Although James Busby, the British Resident, lived just across the Bay at Waitangi, lawlessness in the early 1830s was rife in Kororareka.  To be fair, the British Government didn’t exactly give him support.  The British Government didn’t quite know how to justly apply laws to regulate their subjects for at that time New Zealand belonged to Maori.  Instead, they directed him to entreat with local Maori Chiefs to track down offenders and escort them to British ships waiting in the Bay.

In the “absence of Magisterial authority”, 21 plus pioneer male residents and visiting ships Captains formed the Kororareka Association.  Meeting in ex-convict Ben Turner’s house on the May 23, 1838, residents subscribed £10 a head and visitors gave donations. The Association set 15 regulations which framed New Zealand’s first law.  Ben Turner sent a copy to the New South Wales government noting the area enforced by the Association was “from Matawai, Blind Bay, in a straight line across the Oneroa, on the long sandy beach, and all the land bounded by the coast from the beach to the Bay”.

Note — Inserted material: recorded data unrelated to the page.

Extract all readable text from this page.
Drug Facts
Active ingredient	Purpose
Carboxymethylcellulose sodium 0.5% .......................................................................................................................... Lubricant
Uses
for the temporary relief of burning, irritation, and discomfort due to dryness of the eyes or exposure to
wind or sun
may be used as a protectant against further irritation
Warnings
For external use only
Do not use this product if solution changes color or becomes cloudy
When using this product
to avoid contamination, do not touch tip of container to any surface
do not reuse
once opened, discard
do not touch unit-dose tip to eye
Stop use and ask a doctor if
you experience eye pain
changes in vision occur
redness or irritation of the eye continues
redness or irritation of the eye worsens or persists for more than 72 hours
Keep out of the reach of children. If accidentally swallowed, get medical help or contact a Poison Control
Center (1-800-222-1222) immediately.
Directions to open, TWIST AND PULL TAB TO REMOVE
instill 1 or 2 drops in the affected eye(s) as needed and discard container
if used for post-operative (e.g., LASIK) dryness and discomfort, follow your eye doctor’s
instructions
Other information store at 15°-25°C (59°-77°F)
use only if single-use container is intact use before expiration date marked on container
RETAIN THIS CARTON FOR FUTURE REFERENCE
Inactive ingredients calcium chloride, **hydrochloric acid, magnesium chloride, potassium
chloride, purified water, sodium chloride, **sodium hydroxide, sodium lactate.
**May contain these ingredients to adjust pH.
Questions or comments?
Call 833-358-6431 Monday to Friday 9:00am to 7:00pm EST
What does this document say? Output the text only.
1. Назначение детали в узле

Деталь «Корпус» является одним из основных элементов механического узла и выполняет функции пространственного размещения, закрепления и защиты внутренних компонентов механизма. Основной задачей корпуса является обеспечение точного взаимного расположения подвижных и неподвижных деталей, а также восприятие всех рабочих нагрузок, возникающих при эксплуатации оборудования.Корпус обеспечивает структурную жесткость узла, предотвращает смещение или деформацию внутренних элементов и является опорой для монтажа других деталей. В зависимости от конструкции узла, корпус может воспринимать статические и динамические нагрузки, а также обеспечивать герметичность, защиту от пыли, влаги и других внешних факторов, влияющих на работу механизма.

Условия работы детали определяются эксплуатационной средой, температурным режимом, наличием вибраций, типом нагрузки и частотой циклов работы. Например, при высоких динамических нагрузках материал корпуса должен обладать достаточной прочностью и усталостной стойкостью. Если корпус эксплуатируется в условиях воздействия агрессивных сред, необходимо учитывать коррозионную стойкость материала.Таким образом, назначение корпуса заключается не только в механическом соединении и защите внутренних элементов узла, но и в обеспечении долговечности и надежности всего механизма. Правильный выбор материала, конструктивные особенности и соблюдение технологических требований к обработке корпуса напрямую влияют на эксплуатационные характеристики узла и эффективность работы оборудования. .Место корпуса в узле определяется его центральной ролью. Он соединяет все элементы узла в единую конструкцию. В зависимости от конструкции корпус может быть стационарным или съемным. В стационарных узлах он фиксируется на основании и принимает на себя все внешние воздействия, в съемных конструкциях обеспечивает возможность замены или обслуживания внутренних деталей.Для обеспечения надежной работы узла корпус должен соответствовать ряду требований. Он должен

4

Interestingly, “no lawyer could be a member; every member had to provide himself with a musket and bayonet, a brace of pistols, a cutlass and 50 rounds of ball cartridge” with the “Horsewhipping and Tar and Feathering laws” proving particularly useful.  Ben Turner explains.  “We had no other way of punishing offenders than only by horsewhipping or tarring and feathering them with three coats and drumming them off the beach, and never allowing them to return to Kororareka.  A good few underwent this punishment”.